The technical flaw manifests in the lockout policy mechanism that should restrict users to a specific number of failed password attempts before account lockout occurs. When an attacker initiates multiple parallel password check operations simultaneously, the system processes these requests independently rather than aggregating the failed attempts against the configured threshold. This parallel processing capability allows malicious actors to effectively multiply their attack attempts beyond the intended limit, making brute force attacks significantly more efficient and successful than originally intended by the security configuration. The vulnerability essentially creates a race condition or parallel processing loophole that defeats the purpose of account lockout mechanisms designed to slow down or prevent automated attacks.

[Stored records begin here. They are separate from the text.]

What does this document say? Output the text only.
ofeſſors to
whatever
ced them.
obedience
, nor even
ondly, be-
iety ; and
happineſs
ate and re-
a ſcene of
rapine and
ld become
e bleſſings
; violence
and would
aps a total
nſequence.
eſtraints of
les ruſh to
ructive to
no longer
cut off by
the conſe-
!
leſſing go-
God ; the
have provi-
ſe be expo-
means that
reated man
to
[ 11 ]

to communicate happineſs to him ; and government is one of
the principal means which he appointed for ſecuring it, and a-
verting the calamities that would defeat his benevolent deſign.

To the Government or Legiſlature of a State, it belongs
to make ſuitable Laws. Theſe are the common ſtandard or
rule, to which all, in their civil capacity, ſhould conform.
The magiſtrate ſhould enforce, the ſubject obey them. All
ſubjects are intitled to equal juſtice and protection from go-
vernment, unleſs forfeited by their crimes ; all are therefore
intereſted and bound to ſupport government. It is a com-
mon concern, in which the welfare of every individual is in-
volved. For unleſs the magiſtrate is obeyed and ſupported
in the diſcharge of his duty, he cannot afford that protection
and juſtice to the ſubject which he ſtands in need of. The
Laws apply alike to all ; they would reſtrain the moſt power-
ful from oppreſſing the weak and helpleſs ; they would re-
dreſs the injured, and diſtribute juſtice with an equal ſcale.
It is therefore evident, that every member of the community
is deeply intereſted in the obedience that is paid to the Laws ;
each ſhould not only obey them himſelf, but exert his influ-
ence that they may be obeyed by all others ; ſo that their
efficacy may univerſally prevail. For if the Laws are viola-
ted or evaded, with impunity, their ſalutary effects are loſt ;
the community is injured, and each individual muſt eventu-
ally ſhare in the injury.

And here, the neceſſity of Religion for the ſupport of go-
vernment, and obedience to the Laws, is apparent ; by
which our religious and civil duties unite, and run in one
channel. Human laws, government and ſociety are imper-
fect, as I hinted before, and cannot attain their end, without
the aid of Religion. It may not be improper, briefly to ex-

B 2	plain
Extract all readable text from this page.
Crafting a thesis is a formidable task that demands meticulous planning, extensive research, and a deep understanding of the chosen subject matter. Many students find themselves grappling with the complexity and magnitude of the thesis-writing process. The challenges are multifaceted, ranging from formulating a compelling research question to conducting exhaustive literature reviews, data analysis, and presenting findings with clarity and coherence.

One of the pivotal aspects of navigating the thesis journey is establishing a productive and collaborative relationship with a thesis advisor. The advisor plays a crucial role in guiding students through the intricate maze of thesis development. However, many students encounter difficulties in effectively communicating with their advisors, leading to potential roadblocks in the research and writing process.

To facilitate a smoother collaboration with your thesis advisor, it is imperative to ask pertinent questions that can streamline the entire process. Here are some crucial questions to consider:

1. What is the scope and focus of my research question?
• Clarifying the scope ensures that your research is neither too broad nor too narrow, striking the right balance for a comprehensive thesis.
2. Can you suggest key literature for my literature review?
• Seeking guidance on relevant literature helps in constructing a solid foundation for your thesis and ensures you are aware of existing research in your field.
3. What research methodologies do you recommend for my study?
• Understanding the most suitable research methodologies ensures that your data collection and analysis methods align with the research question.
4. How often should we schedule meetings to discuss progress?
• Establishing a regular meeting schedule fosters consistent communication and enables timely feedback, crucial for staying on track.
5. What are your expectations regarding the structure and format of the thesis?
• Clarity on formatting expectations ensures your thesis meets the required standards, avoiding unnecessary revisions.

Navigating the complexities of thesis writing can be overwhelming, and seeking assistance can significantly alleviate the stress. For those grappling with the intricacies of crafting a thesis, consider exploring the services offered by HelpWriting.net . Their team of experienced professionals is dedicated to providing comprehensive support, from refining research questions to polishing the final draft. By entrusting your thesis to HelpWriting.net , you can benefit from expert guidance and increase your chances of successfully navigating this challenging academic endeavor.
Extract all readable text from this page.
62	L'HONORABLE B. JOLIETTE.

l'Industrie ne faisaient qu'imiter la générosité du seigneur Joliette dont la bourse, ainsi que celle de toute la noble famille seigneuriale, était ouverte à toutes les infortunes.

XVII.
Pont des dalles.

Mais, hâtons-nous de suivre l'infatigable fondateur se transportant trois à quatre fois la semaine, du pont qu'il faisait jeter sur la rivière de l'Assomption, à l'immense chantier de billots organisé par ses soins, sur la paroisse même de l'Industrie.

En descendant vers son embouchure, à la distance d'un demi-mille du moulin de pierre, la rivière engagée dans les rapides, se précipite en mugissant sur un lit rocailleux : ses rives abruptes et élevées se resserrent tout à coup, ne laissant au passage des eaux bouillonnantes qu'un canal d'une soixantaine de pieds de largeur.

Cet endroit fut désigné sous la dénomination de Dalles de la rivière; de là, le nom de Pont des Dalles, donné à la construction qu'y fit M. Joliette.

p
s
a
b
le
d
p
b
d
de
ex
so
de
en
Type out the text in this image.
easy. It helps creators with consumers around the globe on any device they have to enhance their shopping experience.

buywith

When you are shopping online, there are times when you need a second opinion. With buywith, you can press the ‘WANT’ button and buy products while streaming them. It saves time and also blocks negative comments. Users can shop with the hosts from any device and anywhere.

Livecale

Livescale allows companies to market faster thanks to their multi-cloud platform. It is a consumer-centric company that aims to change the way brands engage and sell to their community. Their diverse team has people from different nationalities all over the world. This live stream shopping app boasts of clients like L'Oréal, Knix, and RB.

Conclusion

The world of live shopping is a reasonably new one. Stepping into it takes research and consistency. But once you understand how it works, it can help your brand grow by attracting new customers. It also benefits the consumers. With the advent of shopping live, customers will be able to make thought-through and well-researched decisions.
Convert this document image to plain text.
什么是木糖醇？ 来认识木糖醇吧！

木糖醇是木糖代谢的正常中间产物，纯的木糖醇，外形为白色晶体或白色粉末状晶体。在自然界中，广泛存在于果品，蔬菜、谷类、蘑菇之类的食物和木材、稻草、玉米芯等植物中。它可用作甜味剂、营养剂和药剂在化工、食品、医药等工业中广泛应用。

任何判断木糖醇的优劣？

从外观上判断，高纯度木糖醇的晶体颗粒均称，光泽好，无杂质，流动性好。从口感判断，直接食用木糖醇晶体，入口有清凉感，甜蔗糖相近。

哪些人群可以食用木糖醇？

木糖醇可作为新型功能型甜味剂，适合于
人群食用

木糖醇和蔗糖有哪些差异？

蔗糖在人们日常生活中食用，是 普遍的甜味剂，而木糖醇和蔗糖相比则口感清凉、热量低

The operational impact of this vulnerability is substantial as it fundamentally compromises the security posture of systems relying on ZITADEL for identity management. Attackers can now execute more effective brute force campaigns against user accounts, potentially leading to unauthorized access to sensitive systems and data. The vulnerability affects the core authentication security controls that organizations depend on to protect their digital assets, making it particularly dangerous in environments where identity infrastructure serves as a critical security boundary. Organizations using affected versions of ZITADEL face increased risk of account compromise and potential lateral movement within their networks through successful credential theft.
This vulnerability aligns with CWE-305 authentication weakness patterns and represents a failure in access control enforcement, specifically related to insufficient account lockout mechanisms. The flaw demonstrates poor implementation of rate limiting and concurrent access controls, which should be classified as a security misconfiguration according to the MITRE ATT&CK framework under the credential access category. Organizations should immediately upgrade to patched versions 2.40.5 or 2.38.3 to remediate this vulnerability, as the patch addresses the core implementation issue preventing parallel authentication attempts from being properly tracked against the configured lockout thresholds. The fix ensures that failed authentication attempts are properly aggregated and counted against the maximum configured limit regardless of how many parallel requests are initiated, restoring the intended security controls for account protection.